Modern computers perform calculations at speeds that dramatically exceed human performance, and they excel at highly restricted tasks, like strategizing in chess or solving mathematical equations. But even the most advanced AI systems cannot yet match the flexible cognitive abilities of the human brain. The goal of my work is to understand how fundamental cognitive functions, like natural perception, semantic understanding, and commonsense reasoning, are implemented in neural computation. Specifically, my research seeks to reverse engineer the representations and algorithms of human cognition using methods and theories from neuroscience, cognitive psychology, and computer science (e.g., fMRI, neural network models, computer vision, NLP, statistical modeling). This work leverages the overlapping strengths of neuroscience and AI to address problems in vision, memory, semantic understanding, and navigation. Some of the questions addressed by this work include:
- How do we make sense of natural visual scenes?
- How are scenes composed from objects and surfaces?
- How are the statistical properties of natural scenes utilized in neural computation?

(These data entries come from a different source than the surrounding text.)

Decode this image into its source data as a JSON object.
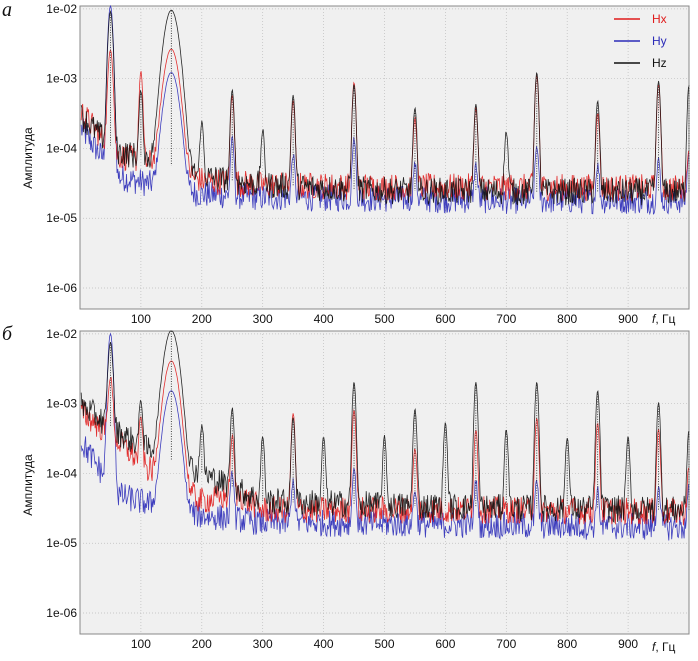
{
  "chart_data": [
    {
      "type": "line",
      "panel_label": "а",
      "xlabel_italic": "f",
      "xlabel_rest": ", Гц",
      "ylabel": "Амплитуда",
      "xlim": [
        0,
        1000
      ],
      "ylim": [
        5e-07,
        0.011
      ],
      "y_log": true,
      "grid": true,
      "x_ticks": [
        100,
        200,
        300,
        400,
        500,
        600,
        700,
        800,
        900
      ],
      "y_ticks": [
        0.01,
        0.001,
        0.0001,
        1e-05,
        1e-06
      ],
      "y_tick_labels": [
        "1e-02",
        "1e-03",
        "1e-04",
        "1e-05",
        "1e-06"
      ],
      "legend_position": "top-right",
      "series": [
        {
          "name": "Hx",
          "color": "#e01b1b",
          "base": [
            [
              0,
              0.00035
            ],
            [
              60,
              8e-05
            ],
            [
              120,
              6e-05
            ],
            [
              200,
              3.5e-05
            ],
            [
              300,
              3e-05
            ],
            [
              500,
              2.8e-05
            ],
            [
              700,
              2.8e-05
            ],
            [
              1000,
              2.7e-05
            ]
          ],
          "peaks": [
            [
              50,
              0.0025
            ],
            [
              100,
              0.0012
            ],
            [
              150,
              0.0026
            ],
            [
              250,
              0.00055
            ],
            [
              350,
              0.00045
            ],
            [
              450,
              0.00085
            ],
            [
              550,
              0.00025
            ],
            [
              650,
              0.00035
            ],
            [
              750,
              0.0011
            ],
            [
              850,
              0.0003
            ],
            [
              950,
              0.0008
            ],
            [
              1000,
              8e-05
            ]
          ]
        },
        {
          "name": "Hy",
          "color": "#2b2bb8",
          "base": [
            [
              0,
              0.0002
            ],
            [
              60,
              4e-05
            ],
            [
              120,
              3e-05
            ],
            [
              200,
              2.2e-05
            ],
            [
              300,
              2e-05
            ],
            [
              500,
              1.9e-05
            ],
            [
              700,
              1.8e-05
            ],
            [
              1000,
              1.8e-05
            ]
          ],
          "peaks": [
            [
              50,
              0.011
            ],
            [
              150,
              0.0012
            ],
            [
              250,
              0.00012
            ],
            [
              350,
              6e-05
            ],
            [
              450,
              0.00012
            ],
            [
              550,
              4e-05
            ],
            [
              650,
              4e-05
            ],
            [
              750,
              9e-05
            ],
            [
              850,
              4e-05
            ],
            [
              950,
              5e-05
            ],
            [
              1000,
              7e-05
            ]
          ]
        },
        {
          "name": "Hz",
          "color": "#111111",
          "base": [
            [
              0,
              0.0003
            ],
            [
              60,
              9e-05
            ],
            [
              120,
              7e-05
            ],
            [
              200,
              4e-05
            ],
            [
              300,
              3e-05
            ],
            [
              500,
              2.5e-05
            ],
            [
              700,
              2.4e-05
            ],
            [
              1000,
              2.4e-05
            ]
          ],
          "peaks": [
            [
              50,
              0.009
            ],
            [
              100,
              0.0006
            ],
            [
              150,
              0.0095
            ],
            [
              200,
              0.0002
            ],
            [
              250,
              0.00065
            ],
            [
              300,
              0.00015
            ],
            [
              350,
              0.00055
            ],
            [
              450,
              0.0008
            ],
            [
              550,
              0.00035
            ],
            [
              650,
              0.0004
            ],
            [
              700,
              0.00015
            ],
            [
              750,
              0.0012
            ],
            [
              850,
              0.00045
            ],
            [
              950,
              0.0009
            ],
            [
              1000,
              0.0008
            ]
          ]
        }
      ]
    },
    {
      "type": "line",
      "panel_label": "б",
      "xlabel_italic": "f",
      "xlabel_rest": ", Гц",
      "ylabel": "Амплитуда",
      "xlim": [
        0,
        1000
      ],
      "ylim": [
        5e-07,
        0.011
      ],
      "y_log": true,
      "grid": true,
      "x_ticks": [
        100,
        200,
        300,
        400,
        500,
        600,
        700,
        800,
        900
      ],
      "y_ticks": [
        0.01,
        0.001,
        0.0001,
        1e-05,
        1e-06
      ],
      "y_tick_labels": [
        "1e-02",
        "1e-03",
        "1e-04",
        "1e-05",
        "1e-06"
      ],
      "series": [
        {
          "name": "Hx",
          "color": "#e01b1b",
          "base": [
            [
              0,
              0.0008
            ],
            [
              60,
              0.0003
            ],
            [
              120,
              0.0001
            ],
            [
              200,
              4e-05
            ],
            [
              260,
              5e-05
            ],
            [
              300,
              3e-05
            ],
            [
              500,
              3e-05
            ],
            [
              700,
              3e-05
            ],
            [
              1000,
              2.8e-05
            ]
          ],
          "peaks": [
            [
              50,
              0.002
            ],
            [
              100,
              0.0005
            ],
            [
              150,
              0.004
            ],
            [
              250,
              0.0003
            ],
            [
              350,
              0.0007
            ],
            [
              450,
              0.0008
            ],
            [
              550,
              0.0002
            ],
            [
              650,
              0.0004
            ],
            [
              750,
              0.0006
            ],
            [
              850,
              0.0005
            ],
            [
              950,
              0.0004
            ],
            [
              1000,
              0.0001
            ]
          ]
        },
        {
          "name": "Hy",
          "color": "#2b2bb8",
          "base": [
            [
              0,
              0.0003
            ],
            [
              60,
              5e-05
            ],
            [
              120,
              3.5e-05
            ],
            [
              200,
              2.5e-05
            ],
            [
              300,
              2e-05
            ],
            [
              500,
              1.9e-05
            ],
            [
              700,
              1.8e-05
            ],
            [
              1000,
              1.7e-05
            ]
          ],
          "peaks": [
            [
              50,
              0.01
            ],
            [
              150,
              0.0015
            ],
            [
              250,
              8e-05
            ],
            [
              350,
              6e-05
            ],
            [
              450,
              0.0001
            ],
            [
              550,
              4e-05
            ],
            [
              650,
              6e-05
            ],
            [
              750,
              6e-05
            ],
            [
              850,
              4e-05
            ],
            [
              950,
              5e-05
            ],
            [
              1000,
              5e-05
            ]
          ]
        },
        {
          "name": "Hz",
          "color": "#111111",
          "base": [
            [
              0,
              0.001
            ],
            [
              60,
              0.0004
            ],
            [
              120,
              0.0002
            ],
            [
              200,
              0.0001
            ],
            [
              300,
              4e-05
            ],
            [
              500,
              3.5e-05
            ],
            [
              700,
              3.2e-05
            ],
            [
              1000,
              3e-05
            ]
          ],
          "peaks": [
            [
              50,
              0.007
            ],
            [
              100,
              0.0009
            ],
            [
              150,
              0.011
            ],
            [
              200,
              0.0004
            ],
            [
              250,
              0.0008
            ],
            [
              300,
              0.0003
            ],
            [
              350,
              0.0006
            ],
            [
              400,
              0.0003
            ],
            [
              450,
              0.002
            ],
            [
              500,
              0.0003
            ],
            [
              550,
              0.0008
            ],
            [
              600,
              0.0005
            ],
            [
              650,
              0.002
            ],
            [
              700,
              0.0004
            ],
            [
              750,
              0.002
            ],
            [
              800,
              0.0003
            ],
            [
              850,
              0.0015
            ],
            [
              900,
              0.0003
            ],
            [
              950,
              0.001
            ],
            [
              1000,
              0.0004
            ]
          ]
        }
      ]
    }
  ]
}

- How do we plan navigational behaviors?
- How does high-level vision interact with semantic memory?
- How can we use statistical modeling to understand the information encoded in high-dimensional neural signals?
Before joining the Cognitive Science Department at Johns Hopkins, I worked with Russell Epstein as a postdoctoral fellow in the Department of Psychology at the University of Pennsylvania. I completed my PhD in Neuroscience from the University of Pennsylvania, where I was advised by Murray Grossman.